Na wenn mir das vor ein paar Jahren mal jemand gesagt hätte, dass ich eines Tages einen Artikel zum Thema “Die Freiheit und das schlechte Gewissen” schreibe. Ich hätte wahrscheinlich herzlich gelacht. Denn ich hatte keine Freiheit, dafür aber auch kein schlechtes Gewissen.

Und das, liebe Ex-Kollegen, von denen einige hier mitlesen, ist wirklich der einzige Punkt, der mich neidisch auf euer Leben blicken lässt. Das klar getaktete Angestelltendasein gibt dir deine Tages-, Wochen-, Monats-, Jahresstruktur vor. Entweder du arbeitest (gutes Gewissen: Ich arbeite!) oder hast Feierabend/Wochenende (gutes Gewissen: hab ich mir durch harte Arbeit verdient!) oder Urlaub (gutes Gewissen: hab ich mir durch harte Arbeit aber sowas von verdient!). Da bleibt nicht eine Sekunde Freiraum, um ein schlechtes Gewissen zu haben und sich zu überlegen, ob man noch etwas anderes tun sollte/könnte/müsste/dürfte außer arbeiten, arbeiten, arbeiten und sich davon erholen.

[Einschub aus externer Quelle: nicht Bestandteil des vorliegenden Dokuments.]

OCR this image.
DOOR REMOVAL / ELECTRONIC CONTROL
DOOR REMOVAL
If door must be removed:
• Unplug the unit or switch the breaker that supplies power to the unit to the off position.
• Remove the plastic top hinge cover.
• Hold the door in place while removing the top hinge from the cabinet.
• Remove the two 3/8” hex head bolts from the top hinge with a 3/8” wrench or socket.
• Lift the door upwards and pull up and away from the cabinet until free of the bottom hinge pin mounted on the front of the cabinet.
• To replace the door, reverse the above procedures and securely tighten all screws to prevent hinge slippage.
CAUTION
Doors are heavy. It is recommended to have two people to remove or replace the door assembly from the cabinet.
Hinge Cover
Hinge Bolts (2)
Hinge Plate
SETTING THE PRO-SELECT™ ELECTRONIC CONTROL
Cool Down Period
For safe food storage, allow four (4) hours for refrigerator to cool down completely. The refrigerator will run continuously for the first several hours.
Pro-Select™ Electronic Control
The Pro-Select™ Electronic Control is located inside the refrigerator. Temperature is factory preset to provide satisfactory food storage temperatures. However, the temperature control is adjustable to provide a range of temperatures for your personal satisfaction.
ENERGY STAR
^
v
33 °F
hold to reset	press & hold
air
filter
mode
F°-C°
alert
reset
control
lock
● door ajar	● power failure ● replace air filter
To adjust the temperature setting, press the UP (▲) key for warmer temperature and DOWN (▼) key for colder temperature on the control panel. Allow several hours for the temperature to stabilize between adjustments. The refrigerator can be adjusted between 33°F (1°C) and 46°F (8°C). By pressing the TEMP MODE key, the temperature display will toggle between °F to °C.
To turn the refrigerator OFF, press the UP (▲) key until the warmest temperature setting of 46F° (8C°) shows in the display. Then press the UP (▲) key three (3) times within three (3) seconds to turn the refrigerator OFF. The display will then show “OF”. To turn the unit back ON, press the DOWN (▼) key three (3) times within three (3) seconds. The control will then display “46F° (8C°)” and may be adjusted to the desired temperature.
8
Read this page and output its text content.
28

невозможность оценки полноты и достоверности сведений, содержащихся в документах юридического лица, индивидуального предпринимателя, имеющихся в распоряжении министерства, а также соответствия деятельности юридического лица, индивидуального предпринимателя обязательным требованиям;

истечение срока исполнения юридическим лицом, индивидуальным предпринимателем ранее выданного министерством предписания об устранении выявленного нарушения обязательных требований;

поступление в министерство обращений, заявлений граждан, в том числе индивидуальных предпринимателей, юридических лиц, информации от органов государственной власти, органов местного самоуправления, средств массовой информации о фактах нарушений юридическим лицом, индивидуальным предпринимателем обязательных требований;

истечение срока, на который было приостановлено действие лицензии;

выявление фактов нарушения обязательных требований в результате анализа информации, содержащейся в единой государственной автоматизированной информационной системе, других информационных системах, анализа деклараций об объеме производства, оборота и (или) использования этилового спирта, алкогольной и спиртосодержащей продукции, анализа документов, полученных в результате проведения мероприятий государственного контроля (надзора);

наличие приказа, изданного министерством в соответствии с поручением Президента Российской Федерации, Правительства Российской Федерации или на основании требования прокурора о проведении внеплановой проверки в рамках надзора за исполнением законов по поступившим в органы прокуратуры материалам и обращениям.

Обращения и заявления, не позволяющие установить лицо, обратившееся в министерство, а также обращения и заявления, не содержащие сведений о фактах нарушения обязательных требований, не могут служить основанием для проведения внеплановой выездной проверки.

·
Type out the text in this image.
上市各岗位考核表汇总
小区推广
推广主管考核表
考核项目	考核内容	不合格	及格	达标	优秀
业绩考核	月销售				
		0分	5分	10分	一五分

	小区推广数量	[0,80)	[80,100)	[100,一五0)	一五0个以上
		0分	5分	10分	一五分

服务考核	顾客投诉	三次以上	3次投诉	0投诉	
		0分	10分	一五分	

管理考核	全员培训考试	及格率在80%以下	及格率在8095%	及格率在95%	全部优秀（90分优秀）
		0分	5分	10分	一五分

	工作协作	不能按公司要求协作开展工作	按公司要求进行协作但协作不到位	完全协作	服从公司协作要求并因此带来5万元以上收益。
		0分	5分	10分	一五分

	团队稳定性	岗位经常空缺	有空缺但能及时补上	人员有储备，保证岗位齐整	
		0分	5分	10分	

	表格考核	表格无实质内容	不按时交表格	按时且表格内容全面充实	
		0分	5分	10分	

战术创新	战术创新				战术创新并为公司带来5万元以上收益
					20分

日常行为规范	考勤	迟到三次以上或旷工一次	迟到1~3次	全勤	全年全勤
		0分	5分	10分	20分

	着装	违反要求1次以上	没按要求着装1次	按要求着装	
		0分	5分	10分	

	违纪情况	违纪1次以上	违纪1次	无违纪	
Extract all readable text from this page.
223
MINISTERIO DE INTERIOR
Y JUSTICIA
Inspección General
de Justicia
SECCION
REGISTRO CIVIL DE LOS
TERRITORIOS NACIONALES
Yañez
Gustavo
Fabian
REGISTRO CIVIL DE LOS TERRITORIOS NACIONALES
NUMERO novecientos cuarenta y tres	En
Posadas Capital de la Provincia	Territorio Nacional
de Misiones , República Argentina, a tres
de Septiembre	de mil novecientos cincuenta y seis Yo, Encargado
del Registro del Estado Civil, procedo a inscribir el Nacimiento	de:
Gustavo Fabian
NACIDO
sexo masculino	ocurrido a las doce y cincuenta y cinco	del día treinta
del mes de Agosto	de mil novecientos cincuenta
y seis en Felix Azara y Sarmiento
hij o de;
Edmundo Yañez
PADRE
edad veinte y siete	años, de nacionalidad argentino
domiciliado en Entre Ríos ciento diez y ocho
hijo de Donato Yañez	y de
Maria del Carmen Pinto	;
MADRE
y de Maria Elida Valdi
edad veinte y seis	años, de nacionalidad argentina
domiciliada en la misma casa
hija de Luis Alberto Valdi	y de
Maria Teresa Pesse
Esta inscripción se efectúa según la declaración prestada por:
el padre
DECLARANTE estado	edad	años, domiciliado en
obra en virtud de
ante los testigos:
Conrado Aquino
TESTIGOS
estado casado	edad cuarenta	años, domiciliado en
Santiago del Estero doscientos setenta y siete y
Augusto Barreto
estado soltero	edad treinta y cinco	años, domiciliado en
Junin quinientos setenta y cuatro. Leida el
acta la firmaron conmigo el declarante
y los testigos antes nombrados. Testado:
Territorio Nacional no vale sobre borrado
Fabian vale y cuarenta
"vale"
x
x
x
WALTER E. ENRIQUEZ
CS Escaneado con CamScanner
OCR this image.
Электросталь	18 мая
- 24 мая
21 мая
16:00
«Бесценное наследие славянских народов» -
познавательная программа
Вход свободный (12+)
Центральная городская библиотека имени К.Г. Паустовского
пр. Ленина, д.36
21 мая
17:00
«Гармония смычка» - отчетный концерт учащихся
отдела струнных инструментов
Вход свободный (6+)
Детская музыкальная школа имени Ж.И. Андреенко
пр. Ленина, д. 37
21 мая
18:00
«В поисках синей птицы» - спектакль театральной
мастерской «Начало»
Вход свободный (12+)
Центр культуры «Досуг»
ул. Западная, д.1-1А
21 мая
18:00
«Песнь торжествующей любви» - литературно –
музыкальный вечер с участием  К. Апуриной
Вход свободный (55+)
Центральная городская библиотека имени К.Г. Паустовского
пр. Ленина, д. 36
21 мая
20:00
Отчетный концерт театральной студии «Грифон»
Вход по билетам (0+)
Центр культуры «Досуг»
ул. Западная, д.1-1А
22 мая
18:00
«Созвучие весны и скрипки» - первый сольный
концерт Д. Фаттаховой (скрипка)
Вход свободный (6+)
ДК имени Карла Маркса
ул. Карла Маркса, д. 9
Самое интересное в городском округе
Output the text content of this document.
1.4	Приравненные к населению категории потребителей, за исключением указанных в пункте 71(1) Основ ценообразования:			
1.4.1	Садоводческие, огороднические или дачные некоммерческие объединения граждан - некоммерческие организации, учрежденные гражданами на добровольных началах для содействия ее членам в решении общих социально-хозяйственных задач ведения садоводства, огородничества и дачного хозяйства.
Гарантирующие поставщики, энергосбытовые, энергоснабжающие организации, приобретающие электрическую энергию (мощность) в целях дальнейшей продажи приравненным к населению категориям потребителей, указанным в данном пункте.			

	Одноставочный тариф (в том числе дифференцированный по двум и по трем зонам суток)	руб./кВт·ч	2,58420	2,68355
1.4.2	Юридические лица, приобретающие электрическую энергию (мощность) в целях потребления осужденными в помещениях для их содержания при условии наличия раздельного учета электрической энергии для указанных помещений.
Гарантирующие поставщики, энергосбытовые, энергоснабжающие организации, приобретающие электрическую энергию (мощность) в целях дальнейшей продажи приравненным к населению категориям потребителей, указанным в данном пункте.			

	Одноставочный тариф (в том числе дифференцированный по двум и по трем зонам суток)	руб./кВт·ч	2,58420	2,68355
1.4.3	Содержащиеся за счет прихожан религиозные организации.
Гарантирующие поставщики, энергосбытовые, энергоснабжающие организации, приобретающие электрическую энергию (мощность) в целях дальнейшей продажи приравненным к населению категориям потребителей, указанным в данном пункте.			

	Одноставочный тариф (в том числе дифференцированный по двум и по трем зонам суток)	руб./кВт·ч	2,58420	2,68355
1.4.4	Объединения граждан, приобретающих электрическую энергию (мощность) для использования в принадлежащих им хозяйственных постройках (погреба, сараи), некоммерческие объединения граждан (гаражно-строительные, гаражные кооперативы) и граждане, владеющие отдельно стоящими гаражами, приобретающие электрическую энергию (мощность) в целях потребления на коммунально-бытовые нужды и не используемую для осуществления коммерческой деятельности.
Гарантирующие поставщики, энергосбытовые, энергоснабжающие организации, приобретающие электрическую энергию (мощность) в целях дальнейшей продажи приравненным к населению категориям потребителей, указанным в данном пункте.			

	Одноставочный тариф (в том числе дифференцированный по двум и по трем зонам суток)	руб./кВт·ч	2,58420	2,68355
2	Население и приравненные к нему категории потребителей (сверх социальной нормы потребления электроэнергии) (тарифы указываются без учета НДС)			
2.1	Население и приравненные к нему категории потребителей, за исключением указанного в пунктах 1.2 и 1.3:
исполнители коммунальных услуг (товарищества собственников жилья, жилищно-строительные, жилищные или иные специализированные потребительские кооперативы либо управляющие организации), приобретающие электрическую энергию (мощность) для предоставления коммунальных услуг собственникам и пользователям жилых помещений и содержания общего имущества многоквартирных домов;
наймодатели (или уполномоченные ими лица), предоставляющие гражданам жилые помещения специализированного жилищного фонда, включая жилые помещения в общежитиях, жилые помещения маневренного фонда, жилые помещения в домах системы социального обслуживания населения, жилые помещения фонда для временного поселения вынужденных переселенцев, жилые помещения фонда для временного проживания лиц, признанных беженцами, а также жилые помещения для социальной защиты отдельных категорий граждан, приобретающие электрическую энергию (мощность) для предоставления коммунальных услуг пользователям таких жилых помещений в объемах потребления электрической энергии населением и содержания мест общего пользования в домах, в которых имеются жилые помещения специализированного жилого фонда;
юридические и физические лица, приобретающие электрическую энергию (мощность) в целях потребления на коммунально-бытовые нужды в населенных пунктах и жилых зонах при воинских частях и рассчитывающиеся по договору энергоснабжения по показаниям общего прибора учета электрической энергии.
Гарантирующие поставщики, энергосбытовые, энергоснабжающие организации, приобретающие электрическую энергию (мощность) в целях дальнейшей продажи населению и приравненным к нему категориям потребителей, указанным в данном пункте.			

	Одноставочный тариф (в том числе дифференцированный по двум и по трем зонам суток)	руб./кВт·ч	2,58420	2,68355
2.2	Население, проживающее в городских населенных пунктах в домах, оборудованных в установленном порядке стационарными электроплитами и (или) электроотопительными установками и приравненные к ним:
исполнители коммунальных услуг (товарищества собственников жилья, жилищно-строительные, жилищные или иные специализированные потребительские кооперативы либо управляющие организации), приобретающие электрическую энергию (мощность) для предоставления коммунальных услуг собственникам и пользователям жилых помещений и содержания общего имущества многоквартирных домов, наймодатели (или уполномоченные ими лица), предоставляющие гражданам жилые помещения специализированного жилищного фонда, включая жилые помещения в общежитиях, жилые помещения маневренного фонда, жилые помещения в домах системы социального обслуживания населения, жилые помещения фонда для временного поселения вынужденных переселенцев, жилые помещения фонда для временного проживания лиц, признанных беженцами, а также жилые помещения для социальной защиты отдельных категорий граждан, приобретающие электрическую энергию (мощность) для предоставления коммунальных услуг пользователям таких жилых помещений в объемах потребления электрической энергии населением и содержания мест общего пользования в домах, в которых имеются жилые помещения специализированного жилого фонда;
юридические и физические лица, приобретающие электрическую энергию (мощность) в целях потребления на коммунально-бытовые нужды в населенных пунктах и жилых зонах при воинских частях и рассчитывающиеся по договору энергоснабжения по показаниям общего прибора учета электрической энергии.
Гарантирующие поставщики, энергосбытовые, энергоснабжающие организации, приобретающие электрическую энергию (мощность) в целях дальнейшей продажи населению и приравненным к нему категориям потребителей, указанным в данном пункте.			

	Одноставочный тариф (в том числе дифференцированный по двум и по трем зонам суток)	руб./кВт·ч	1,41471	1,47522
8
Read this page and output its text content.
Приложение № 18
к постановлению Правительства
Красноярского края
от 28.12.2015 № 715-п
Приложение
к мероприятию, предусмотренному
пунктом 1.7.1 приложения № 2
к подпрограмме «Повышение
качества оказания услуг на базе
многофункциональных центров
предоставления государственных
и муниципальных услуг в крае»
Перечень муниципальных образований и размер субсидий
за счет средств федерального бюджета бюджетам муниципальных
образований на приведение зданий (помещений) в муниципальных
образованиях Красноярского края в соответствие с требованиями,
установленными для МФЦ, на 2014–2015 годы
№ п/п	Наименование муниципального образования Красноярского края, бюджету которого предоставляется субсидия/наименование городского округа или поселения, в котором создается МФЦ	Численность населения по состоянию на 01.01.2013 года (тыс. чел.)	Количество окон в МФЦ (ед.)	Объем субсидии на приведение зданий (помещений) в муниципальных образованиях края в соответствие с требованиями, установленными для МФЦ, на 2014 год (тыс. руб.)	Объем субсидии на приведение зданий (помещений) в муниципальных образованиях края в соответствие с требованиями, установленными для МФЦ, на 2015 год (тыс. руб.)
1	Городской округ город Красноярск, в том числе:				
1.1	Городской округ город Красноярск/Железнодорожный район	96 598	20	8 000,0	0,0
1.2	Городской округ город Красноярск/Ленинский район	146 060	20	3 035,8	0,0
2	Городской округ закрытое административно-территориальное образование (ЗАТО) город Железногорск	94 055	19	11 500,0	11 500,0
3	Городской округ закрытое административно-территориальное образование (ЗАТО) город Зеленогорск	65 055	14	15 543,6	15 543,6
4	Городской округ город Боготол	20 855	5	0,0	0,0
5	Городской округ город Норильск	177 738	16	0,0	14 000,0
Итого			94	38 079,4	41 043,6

Sonst gibt es aber nichts, was ich Euch neide: nicht das Eingesperrtsein im Bürokäfig, nicht die (mehr oder weniger sinnlosen) Konferenzen, nicht die (mehr oder weniger sinnlosen) Anweisungen der Vorgesetzten, nicht die unbezahlten Überstunden, nicht die tägliche Pendelei, nicht das Betteln um einen spontanen freien Tag, nicht die Beschimpfungen der Leser am Telefon, einfach nichts.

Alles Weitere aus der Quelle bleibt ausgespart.